Young Brie, this is just the beginning. It’s gunna be just fine.
Think on your feet. I guess I learned improv pretty quickly. I was a background voice in an explosion of a bridge scene in Pearl Harbor and you just walk around in a circle in front of a microphone and have conversations. They’ll throw out stuff like, “this next scene you’re at a carnival and I want you to talk with this guy who’s playing your dad about all the things you want to do.” And you just have to go “oh hey Dad, really love the ferris wheel” so I you got to really think on your feet!
Don’t torture yourself. I started out thinking I needed to work really hard to get a dramatic performance across. Shooting Short Term 12 I was so nervous that the director would think I couldn’t handle the emotional depth of the character. We had to do a crying scene and I did one take and he was like, “great, we got it.” I thought he thought that I couldn’t do it, so I was like, “no no, I can do better.” And he said, “I don’t need to watch you torture yourself.” That’s become my mantra now.
Relax, you’re funny. I’m not a stand-up comedian. For my whole audition process for Trainwreck, I didn’t know I was auditioning. I thought I was just hanging out with them and one day they were like, “you should be in this movie!” I used to have these panic attacks all the time because I was like, I’m not a comedian, I can’t do this. Amy Schumer would say “but that’s funny, the fact that you’re even saying that is really funny.”
Your first job is scary. Tanner Hall, which I did with Rooney Mara, was the first film I did without my parents - you have to have a guardian with you until you’re 18. I remember the car coming to pick me up and I was just sobbing and sobbing, and being so absolutely terrified.

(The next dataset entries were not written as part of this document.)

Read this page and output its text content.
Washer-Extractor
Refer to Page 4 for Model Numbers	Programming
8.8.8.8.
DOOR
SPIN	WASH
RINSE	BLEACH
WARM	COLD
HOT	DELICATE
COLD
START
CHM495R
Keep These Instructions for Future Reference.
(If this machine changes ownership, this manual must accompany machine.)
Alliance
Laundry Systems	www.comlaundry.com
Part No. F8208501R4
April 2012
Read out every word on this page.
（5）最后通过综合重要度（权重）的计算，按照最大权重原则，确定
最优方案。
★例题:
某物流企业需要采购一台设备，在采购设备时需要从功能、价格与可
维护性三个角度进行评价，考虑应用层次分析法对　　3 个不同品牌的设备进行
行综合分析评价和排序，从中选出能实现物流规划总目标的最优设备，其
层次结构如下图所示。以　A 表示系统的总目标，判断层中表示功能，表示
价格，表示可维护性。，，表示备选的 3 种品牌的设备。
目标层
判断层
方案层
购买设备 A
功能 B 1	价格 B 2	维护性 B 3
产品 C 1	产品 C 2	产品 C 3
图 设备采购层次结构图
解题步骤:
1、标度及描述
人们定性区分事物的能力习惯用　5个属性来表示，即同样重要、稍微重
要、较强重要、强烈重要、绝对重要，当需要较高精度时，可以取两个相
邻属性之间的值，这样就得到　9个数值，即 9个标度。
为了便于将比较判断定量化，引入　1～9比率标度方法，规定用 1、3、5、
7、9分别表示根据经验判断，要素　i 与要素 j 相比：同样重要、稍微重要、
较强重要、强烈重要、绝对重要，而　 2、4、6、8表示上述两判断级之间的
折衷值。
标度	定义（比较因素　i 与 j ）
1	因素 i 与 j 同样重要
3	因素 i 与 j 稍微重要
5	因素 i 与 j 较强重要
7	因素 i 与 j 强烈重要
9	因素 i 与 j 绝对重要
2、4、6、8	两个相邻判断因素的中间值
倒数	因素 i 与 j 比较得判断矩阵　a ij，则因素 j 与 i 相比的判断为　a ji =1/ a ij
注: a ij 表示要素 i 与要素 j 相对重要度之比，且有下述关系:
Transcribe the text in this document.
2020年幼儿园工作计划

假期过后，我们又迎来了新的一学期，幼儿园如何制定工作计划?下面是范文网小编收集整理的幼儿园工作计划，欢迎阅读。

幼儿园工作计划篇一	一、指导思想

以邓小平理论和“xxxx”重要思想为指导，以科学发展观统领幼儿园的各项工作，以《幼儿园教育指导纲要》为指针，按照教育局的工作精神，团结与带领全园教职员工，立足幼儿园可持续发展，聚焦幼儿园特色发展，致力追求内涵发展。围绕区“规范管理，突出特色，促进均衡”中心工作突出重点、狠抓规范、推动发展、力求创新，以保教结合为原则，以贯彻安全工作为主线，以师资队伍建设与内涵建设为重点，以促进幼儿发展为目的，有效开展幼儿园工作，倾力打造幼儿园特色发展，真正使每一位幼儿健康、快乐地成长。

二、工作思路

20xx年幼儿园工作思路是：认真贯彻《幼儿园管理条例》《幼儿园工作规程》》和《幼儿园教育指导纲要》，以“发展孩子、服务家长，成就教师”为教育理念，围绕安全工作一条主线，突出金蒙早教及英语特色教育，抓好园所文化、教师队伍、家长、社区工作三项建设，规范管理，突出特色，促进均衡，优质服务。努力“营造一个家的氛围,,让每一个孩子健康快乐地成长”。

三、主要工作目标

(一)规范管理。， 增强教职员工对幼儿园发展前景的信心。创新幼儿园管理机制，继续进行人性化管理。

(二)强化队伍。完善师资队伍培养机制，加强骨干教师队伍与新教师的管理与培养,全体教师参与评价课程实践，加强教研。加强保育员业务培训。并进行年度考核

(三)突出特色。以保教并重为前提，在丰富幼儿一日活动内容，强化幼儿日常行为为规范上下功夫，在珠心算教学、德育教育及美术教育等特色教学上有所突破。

If William H. Macy thinks you can do it – you can do it. On my way to my first set William H. Macy came and sat in the aeroplane seat next to me. He had a stack of magazines and I had a stack of DVDs for this flight and instead I just ended up sobbing to him and telling him my story, that it was my first job away from home and I didn’t have my mum and I was super scared. And he was like “you’re gonna be great, I can tell. You’re gonna be just fine.” We had this great chat and he walked me through the airport, made sure I got my suitcases, wished me the best of luck. It completely turned everything around for me. Like, if Bill Macy thinks I can do it, well gosh darn it, I can do it! I ended up having the time of my life. So when he was cast as my father in Room it was an incredible moment; I waited until he was wrapped and then said, “I don’t know if you remember this, but I cried to you on a plane.” And he was like, “that was YOU? I totally remember that girl.” So Bill Macy was a big turning point for me.